The polycystic ovary syndrome (PCOS) affects ~7% of women and ~70% demonstrate insulin resistance, with the resulting hyperinsulinemia stimulating androgen excess. The economic burden of the disorder is estimated to exceed 4 billion dollars annually, in the U.S. and during the reproductive life span alone. The broad long-term objective of our studies is to establish the molecular etiology(s) of the PCOS-associated insulin resistance. Overall, little is know about the molecular aspects of insulin signaling in PCOS. Insulin-stimulated glucose uptake is deficient in PCOS, suggesting an alteration along the IRS/PI-3 kinase/Akt cascade, although the mitogenic activity and MAPK pathway appears unaffected. Insulin receptor (IR) tyrosine autophosphorylation also appears to be lower, and serine phosphorylation higher. In addition, we have obtained preliminary data indicating that PCOS adipocytes have deficient serine (inhibitory) and increased tyrosine (activating) glycogen synthase kinase-3 (GSK3) phosphorylation, consistent with enhanced GSK3 action. This data suggests that GSK3 dysregulation may represent a novel mechanism for insulin resistance in PCOS. We propose the following studies:
Aim 1 : To determine the role that defective regulation of GSK3 plays in mediating the abnormal IR signaling and glucose transport of PCOS;we will phenotype, including performing a frequently sampled intravenous glucose tolerance test, 70 PCOS patients and 70 matched controls;and in the adipocytes of these subjects determine the association of GSK3 activity with 2-deoxyglucose uptake;the content of regulators and substrates for GSK phosphorylation, determined by RT-PCR and/or Western blot (including total and phosphorylated IR substrate-1 and 2 [IRS-1/2], Akt, the PI-3 kinase subunits p110a and p110p, the 220-kDa A-kinase anchoring protein [AKAP220], protein kinase C [PKC], p70S6K, and the 2 GSK3-binding proteins known as FRAT1 and FRAT2);the impact of specific PKA, PKB (Akt), and PKC inhibition;in PCOS, the impact of specific GSK3 inhibition;and, in controls, the effect of GSKSbeta upregulation, using adenoviral-mediated transfection.

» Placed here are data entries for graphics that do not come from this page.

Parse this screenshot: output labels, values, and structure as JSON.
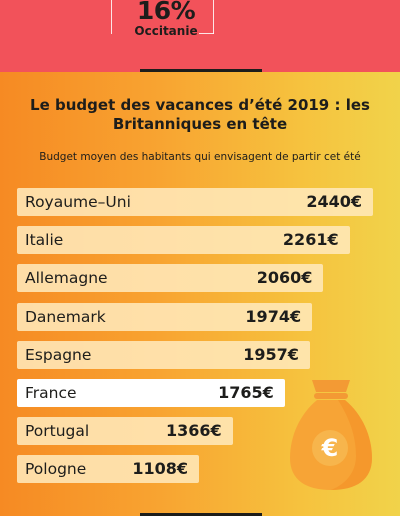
{
  "header": {
    "percent": "16%",
    "region": "Occitanie"
  },
  "colors": {
    "top_band": "#f2525a",
    "gradient_start": "#f68a23",
    "gradient_end": "#f1d34a",
    "bar": "#ffe8ba",
    "bar_highlight": "#ffffff",
    "text": "#1d1d1b"
  },
  "chart_data": {
    "type": "bar",
    "orientation": "horizontal",
    "title": "Le budget des vacances d’été 2019 : les Britanniques en tête",
    "subtitle": "Budget moyen des habitants qui envisagent de partir cet été",
    "categories": [
      "Royaume–Uni",
      "Italie",
      "Allemagne",
      "Danemark",
      "Espagne",
      "France",
      "Portugal",
      "Pologne"
    ],
    "values": [
      2440,
      2261,
      2060,
      1974,
      1957,
      1765,
      1366,
      1108
    ],
    "value_labels": [
      "2440€",
      "2261€",
      "2060€",
      "1974€",
      "1957€",
      "1765€",
      "1366€",
      "1108€"
    ],
    "highlight": "France",
    "icon": "money-bag-euro-icon"
  }
}
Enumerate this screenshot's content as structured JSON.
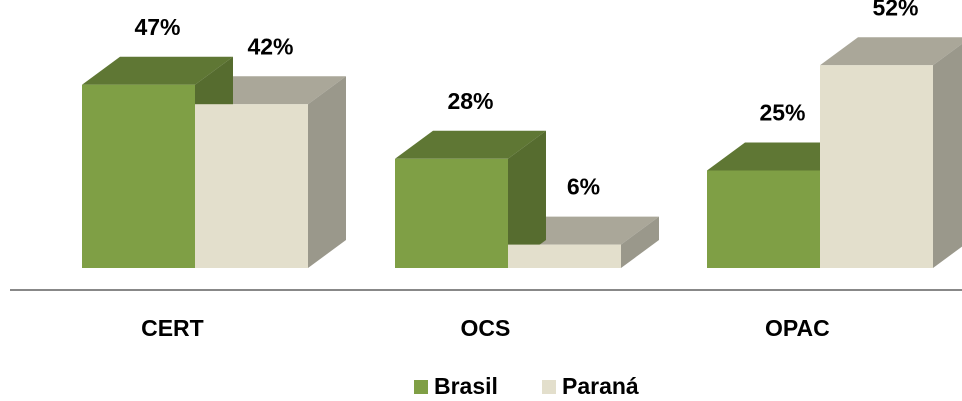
{
  "chart_data": {
    "type": "bar3d",
    "categories": [
      "CERT",
      "OCS",
      "OPAC"
    ],
    "series": [
      {
        "name": "Brasil",
        "color": "#7f9f45",
        "values": [
          47,
          28,
          25
        ],
        "value_labels": [
          "47%",
          "28%",
          "25%"
        ]
      },
      {
        "name": "Paraná",
        "color": "#e3dfcc",
        "values": [
          42,
          6,
          52
        ],
        "value_labels": [
          "42%",
          "6%",
          "52%"
        ]
      }
    ],
    "legend": "bottom"
  }
}
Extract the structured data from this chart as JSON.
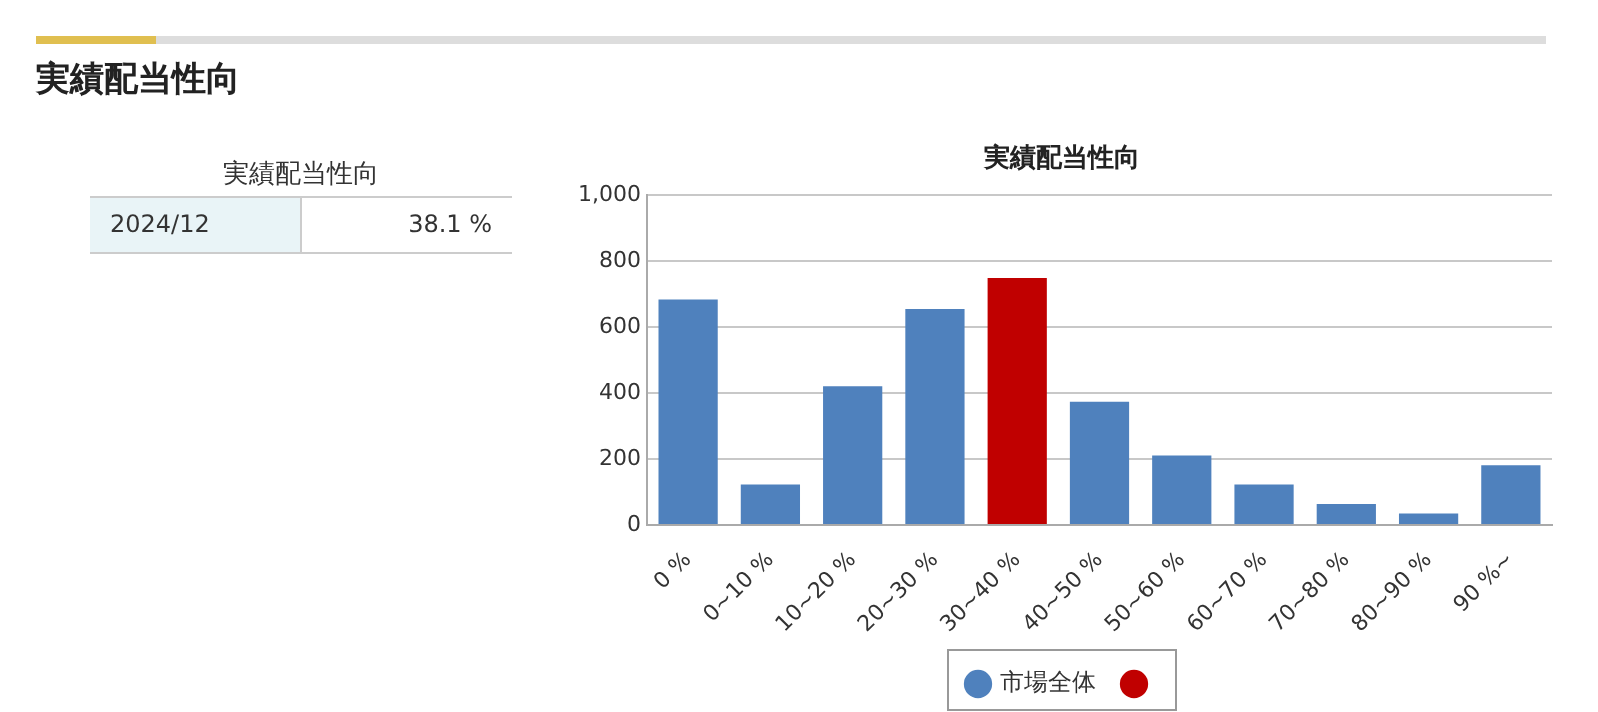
{
  "chart_data": [
    {
      "type": "other",
      "title": "実績配当性向",
      "subtitle": "実績配当性向",
      "annotations": [
        "2024/12",
        "38.1 %"
      ]
    },
    {
      "type": "bar",
      "title": "実績配当性向",
      "categories": [
        "0 %",
        "0~10 %",
        "10~20 %",
        "20~30 %",
        "30~40 %",
        "40~50 %",
        "50~60 %",
        "60~70 %",
        "70~80 %",
        "80~90 %",
        "90 %~"
      ],
      "stacked": true,
      "series": [
        {
          "name": "市場全体",
          "color": "#4f81bd",
          "values": [
            684,
            123,
            421,
            655,
            null,
            374,
            211,
            123,
            64,
            35,
            181
          ]
        },
        {
          "color": "#c00000",
          "values": [
            null,
            null,
            null,
            null,
            749,
            null,
            null,
            null,
            null,
            null,
            null
          ]
        }
      ],
      "ylim": [
        0,
        1000
      ],
      "yticks": [
        0,
        200,
        400,
        600,
        800,
        {
          "value": 1000,
          "label": "1,000"
        }
      ],
      "grid": "y",
      "legend": "bottom"
    }
  ]
}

Aim 2 : To test whether abnormal signaling of the IRS/PI-3 kinase/Akt, but not the MAPK cascade, is present in PCOS;determining the degree of IR binding and 2-deoxyglucose uptake;and by RT-PCR and/or Western blot, the total content and phosphorylation in response to insulin of the IR, total and translocated GLUT-4, and of critical intermediate proteins (e.g. FKHR of the PI-3 kinase/Akt cascade: c-Raf, MEK-1, ERK1/2, pQORSK, and the translational regulator p70S6, of the ERK1/2 cascade: JNK of the SAPK/JNK cascade;and p38 MAPK of the P38MAPK cascade). Overall, these studies have the potential of elucidating the etioloaic mechanism(s) in PCOS, and guiding our search for therapies and molecular markers.